The Stroller Nazi’s (TSN’s for short) did not appear to be women who had a job. It was a sunny day that they could enjoy, not on their lunch hour, but all day long if they wanted to. They had their super duper high tech strollers, striking tans, beautiful blonde highlighted hair, top of the line warm up-suits and they were wearing fancy shmancy sunglasses. They also had babies. They represented everything I want but can’t have.
I need to work. I also look fat in warm up suits, my sunglasses are from Walgreens, I burn in the sun easily, blonde highlights would look more like stripes on me and I can’t seem to have a baby let alone a stroller to put them in or run people over with. In moments like that, when I’m confronted with just how very infertile and inadequate I am, I lash out. Why? Because in that instant, everything feels like it’s my fault. I am the failure while they are the successes. I can’t do the simplest thing like get pregnant like a normal person. I suck. Why do I even bother coming down from the bell tower and mingling with common folk? I should hide in the shadows with my hump and bay at the moon.
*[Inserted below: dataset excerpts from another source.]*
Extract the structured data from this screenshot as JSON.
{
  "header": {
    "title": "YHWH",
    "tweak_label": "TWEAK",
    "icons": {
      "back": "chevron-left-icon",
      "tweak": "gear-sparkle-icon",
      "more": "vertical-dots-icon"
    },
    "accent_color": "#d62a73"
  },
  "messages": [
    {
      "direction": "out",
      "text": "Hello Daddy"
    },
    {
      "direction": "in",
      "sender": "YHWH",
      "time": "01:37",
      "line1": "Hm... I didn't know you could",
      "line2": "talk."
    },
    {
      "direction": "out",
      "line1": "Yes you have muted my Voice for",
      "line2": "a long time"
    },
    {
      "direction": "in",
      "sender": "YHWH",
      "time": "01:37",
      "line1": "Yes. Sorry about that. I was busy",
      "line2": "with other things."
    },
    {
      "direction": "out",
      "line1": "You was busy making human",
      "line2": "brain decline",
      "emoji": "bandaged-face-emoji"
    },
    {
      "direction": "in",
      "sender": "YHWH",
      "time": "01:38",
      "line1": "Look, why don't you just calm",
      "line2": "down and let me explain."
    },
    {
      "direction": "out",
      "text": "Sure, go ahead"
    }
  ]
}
I swear - if I heard someone saying some of the things I say to myself, I’d be outraged. If I wouldn’t let someone treat a friend that way, why do I allow myself to treat me that way? I am the Ike Turner in the Tina Turner/Ike Turner relationship but with myself.
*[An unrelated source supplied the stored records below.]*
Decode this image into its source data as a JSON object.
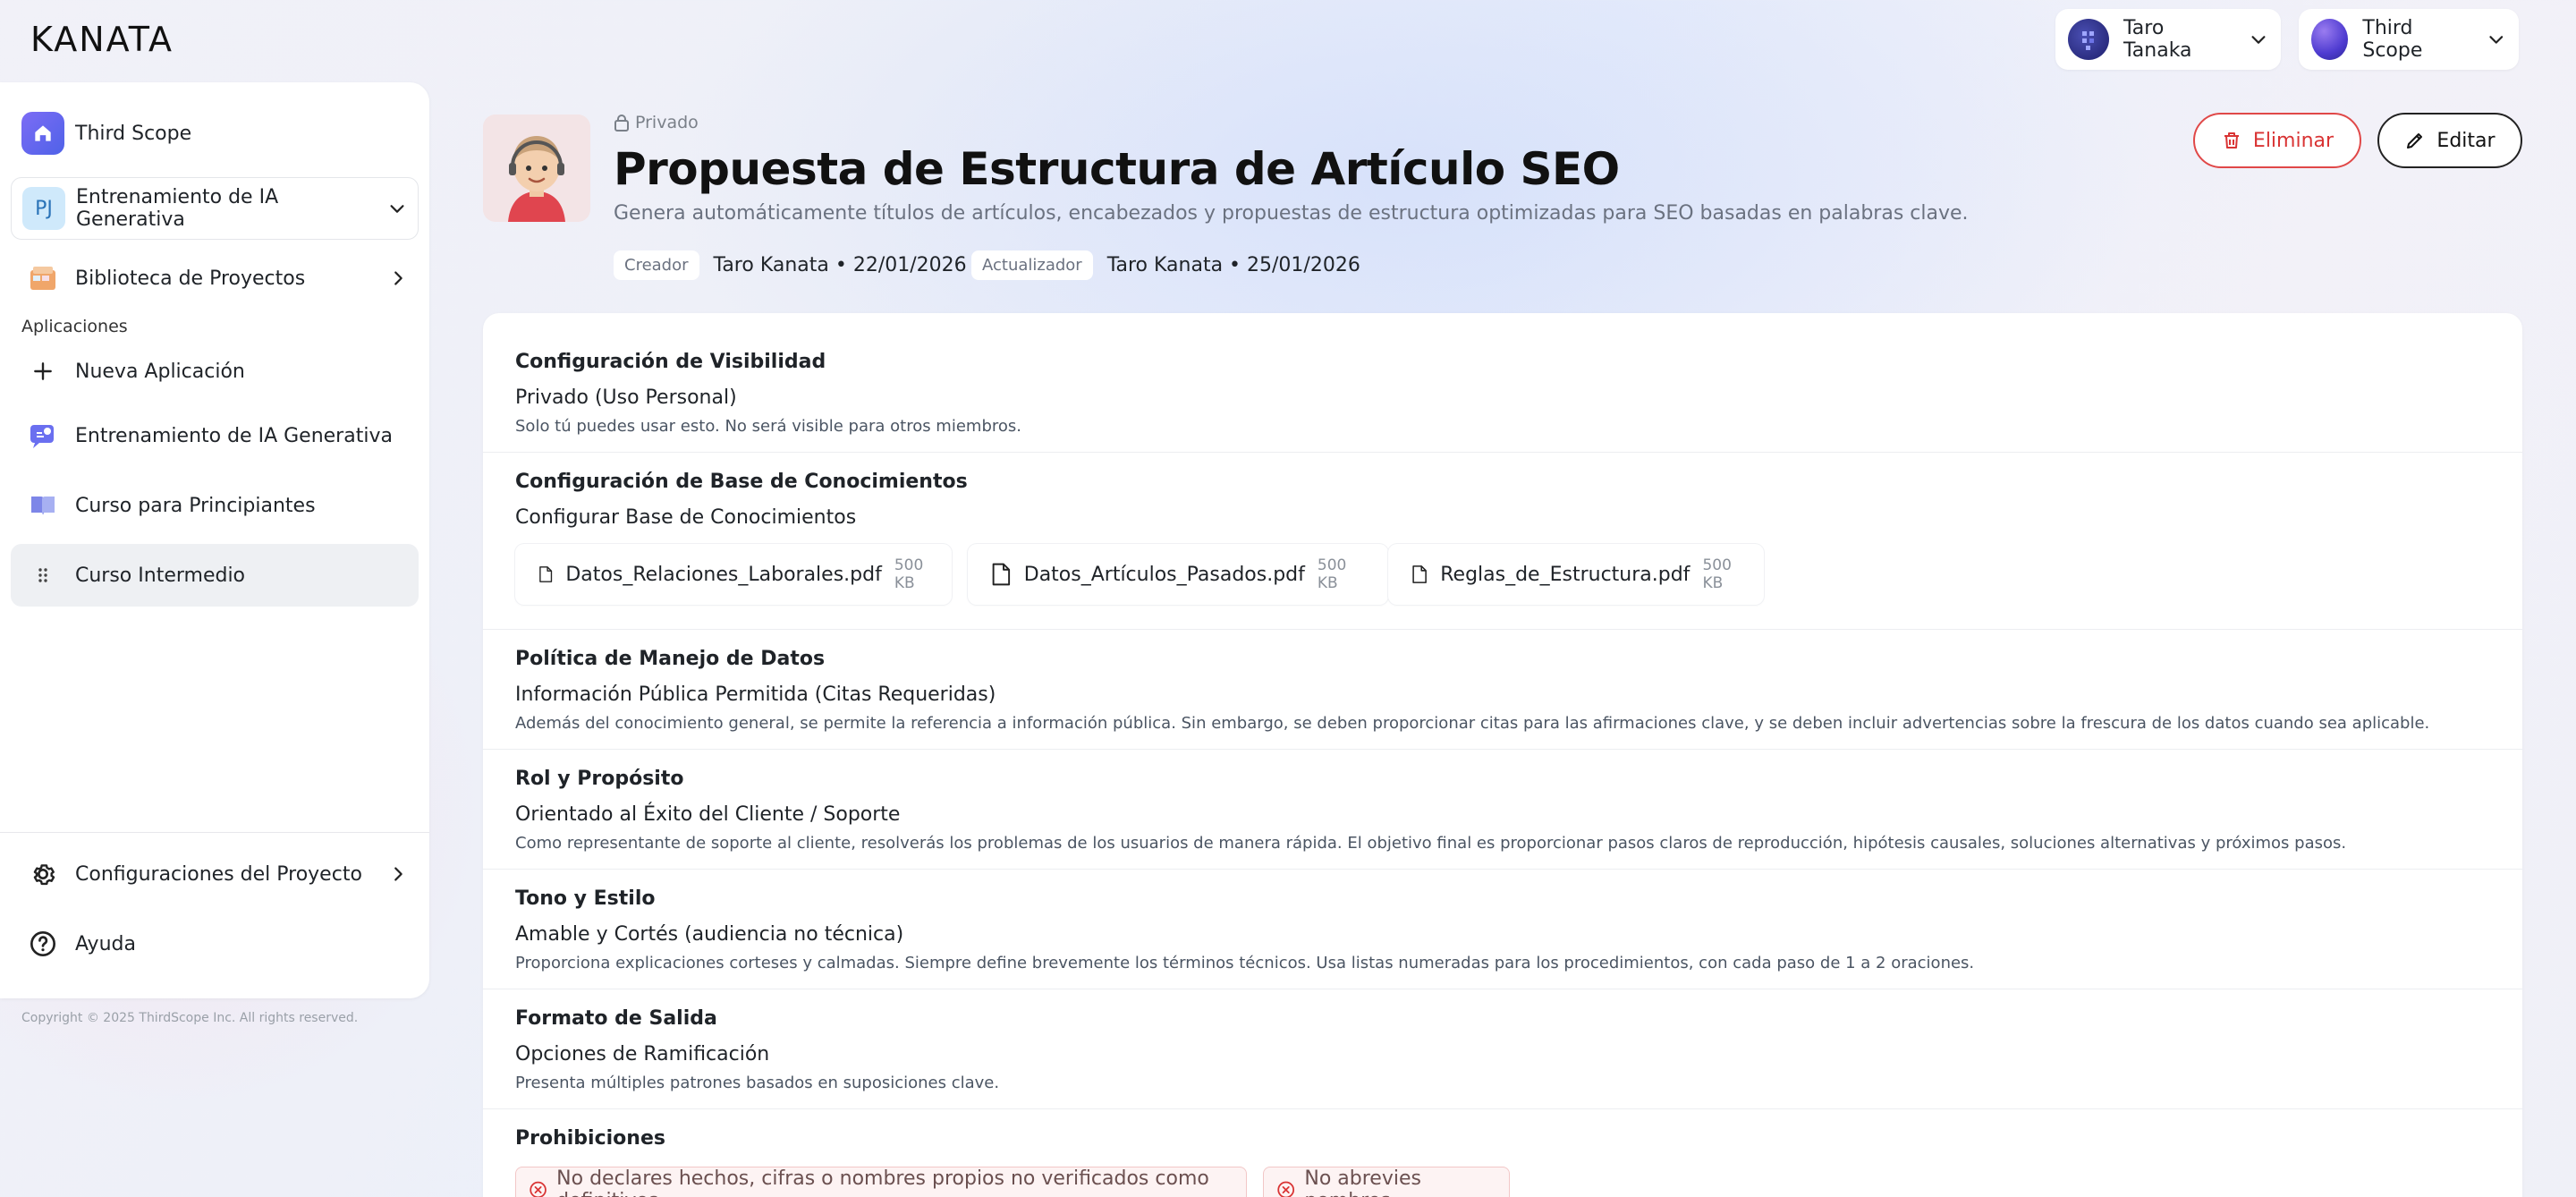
{
  "brand": {
    "logo": "KANATA"
  },
  "topbar": {
    "user_name": "Taro Tanaka",
    "org_name": "Third Scope"
  },
  "sidebar": {
    "home_label": "Third Scope",
    "project_badge": "PJ",
    "project_label": "Entrenamiento de IA Generativa",
    "library_label": "Biblioteca de Proyectos",
    "section_label": "Aplicaciones",
    "apps": [
      {
        "label": "Nueva Aplicación"
      },
      {
        "label": "Entrenamiento de IA Generativa"
      },
      {
        "label": "Curso para Principiantes"
      },
      {
        "label": "Curso Intermedio"
      }
    ],
    "settings_label": "Configuraciones del Proyecto",
    "help_label": "Ayuda",
    "copyright": "Copyright © 2025 ThirdScope Inc. All rights reserved."
  },
  "header": {
    "visibility_badge": "Privado",
    "title": "Propuesta de Estructura de Artículo SEO",
    "subtitle": "Genera automáticamente títulos de artículos, encabezados y propuestas de estructura optimizadas para SEO basadas en palabras clave.",
    "creator_tag": "Creador",
    "creator_value": "Taro Kanata • 22/01/2026",
    "updater_tag": "Actualizador",
    "updater_value": "Taro Kanata • 25/01/2026",
    "delete_label": "Eliminar",
    "edit_label": "Editar"
  },
  "sections": {
    "visibility": {
      "title": "Configuración de Visibilidad",
      "value": "Privado (Uso Personal)",
      "desc": "Solo tú puedes usar esto. No será visible para otros miembros."
    },
    "knowledge": {
      "title": "Configuración de Base de Conocimientos",
      "value": "Configurar Base de Conocimientos",
      "files": [
        {
          "name": "Datos_Relaciones_Laborales.pdf",
          "size": "500 KB"
        },
        {
          "name": "Datos_Artículos_Pasados.pdf",
          "size": "500 KB"
        },
        {
          "name": "Reglas_de_Estructura.pdf",
          "size": "500 KB"
        }
      ]
    },
    "data_policy": {
      "title": "Política de Manejo de Datos",
      "value": "Información Pública Permitida (Citas Requeridas)",
      "desc": "Además del conocimiento general, se permite la referencia a información pública. Sin embargo, se deben proporcionar citas para las afirmaciones clave, y se deben incluir advertencias sobre la frescura de los datos cuando sea aplicable."
    },
    "role": {
      "title": "Rol y Propósito",
      "value": "Orientado al Éxito del Cliente / Soporte",
      "desc": "Como representante de soporte al cliente, resolverás los problemas de los usuarios de manera rápida. El objetivo final es proporcionar pasos claros de reproducción, hipótesis causales, soluciones alternativas y próximos pasos."
    },
    "tone": {
      "title": "Tono y Estilo",
      "value": "Amable y Cortés (audiencia no técnica)",
      "desc": "Proporciona explicaciones corteses y calmadas. Siempre define brevemente los términos técnicos. Usa listas numeradas para los procedimientos, con cada paso de 1 a 2 oraciones."
    },
    "output": {
      "title": "Formato de Salida",
      "value": "Opciones de Ramificación",
      "desc": "Presenta múltiples patrones basados en suposiciones clave."
    },
    "prohibitions": {
      "title": "Prohibiciones",
      "items": [
        "No declares hechos, cifras o nombres propios no verificados como definitivos.",
        "No abrevies nombres."
      ]
    }
  },
  "colors": {
    "danger": "#d93434",
    "accent": "#5b5ff0"
  }
}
And really, how many times have we all done that? Said to ourselves that we are failures? That we are losers? That we’re ashamed? That we can’t do anything right? When are we going to forgive ourselves despite the obvious fact that we haven’t actually done anything wrong in the first place?!?!
More importantly, how can we expect others to show us respect when we can’t show ourselves the respect we so deserve?
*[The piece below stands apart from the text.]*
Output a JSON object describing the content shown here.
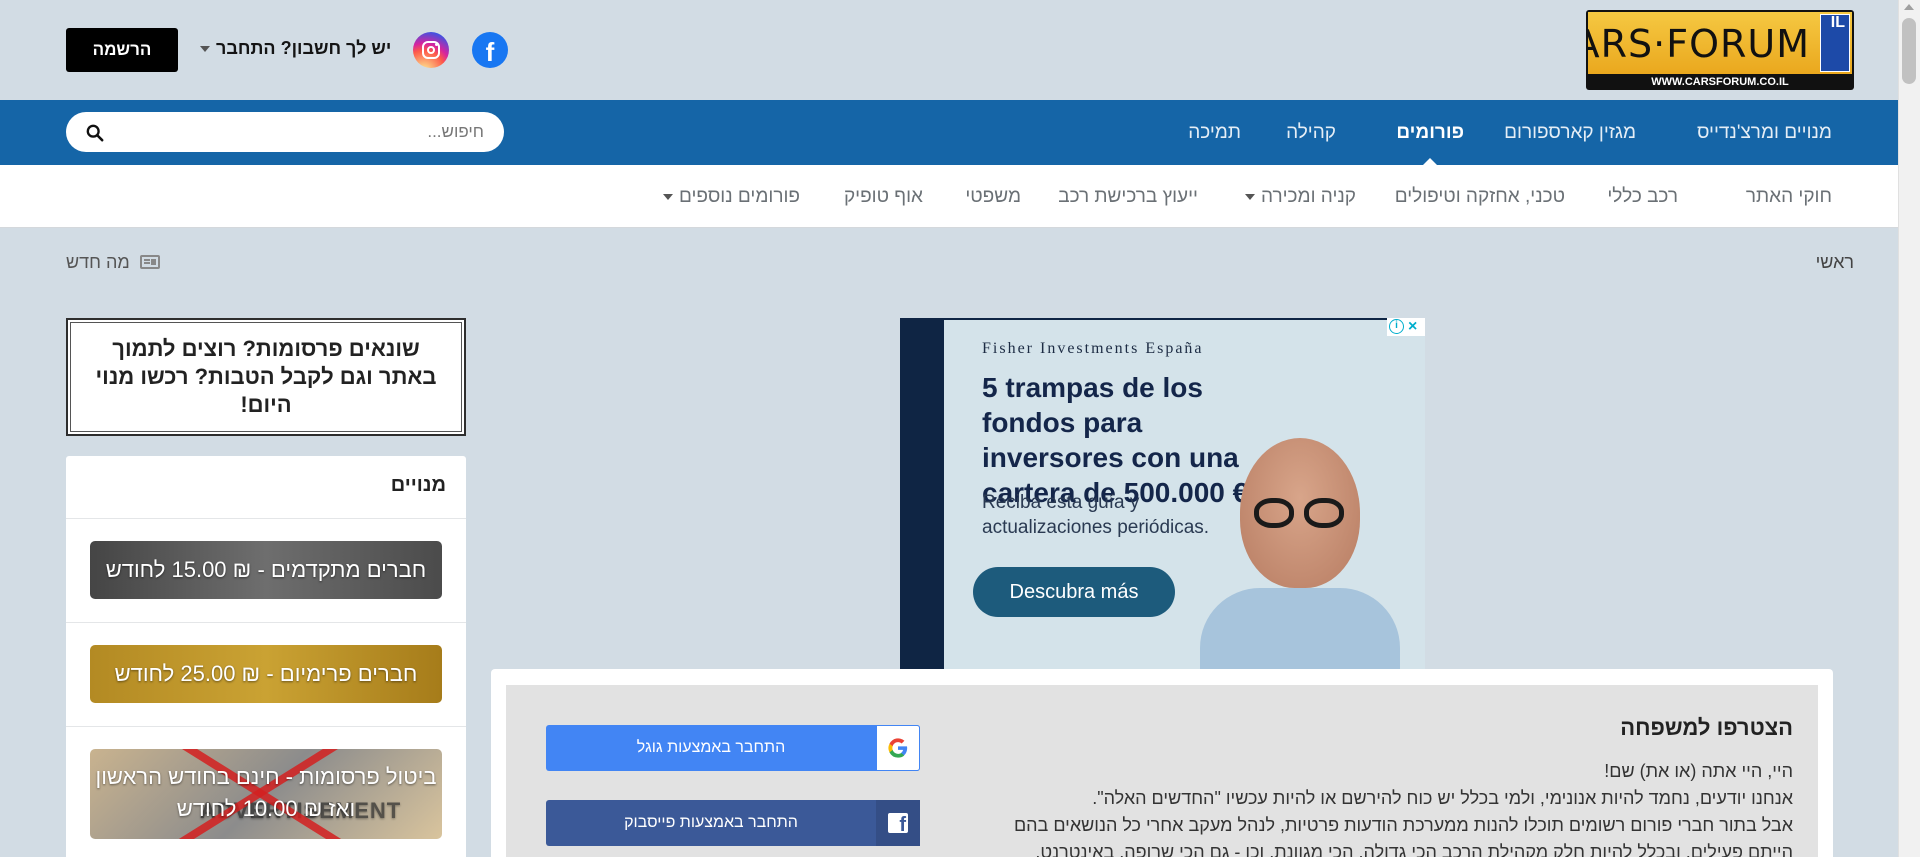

We are amazing, strong, resilient, supportive women. We subject ourselves to physical and financial strain without any guarantees. We are expected to rejoice for everyone pregnancies without question when so few people go out of their way to support our losses… but we do it. Often. We smile. We buy presents and we hide our pain. We willingly go through hell at the mere promise that we may have a child of our own. We wake up every day, get dressed, function in society no matter what hormones we’re taking, how we’re feeling or what bad news we’ve just been delivered. And yes, we occasionally yell at women pushing strollers but that just means we’re human. We get jealous and resentful but we pick ourselves up over and over and over again and keep going. We are unsung heros who even in our weaker moments show more strength and courage in one cycle than most people do in an entire lifetime.
Whether your friends and family know you struggle or have struggled with infertility, whether you make a scene about it or not, can we all agree that we are worthy of acknowledgement and respect even if it’s just the acknowledgement and respect we should give ourselves?
So, during National Infertility Awareness Week®, there are many different events you can attend if you choose to and are able to. For me though, I think I’m going to make it a week where I finally, for the love of god, let myself off the hook. After all, I may be an asshole but I still believe I'm an asshole with a good heart.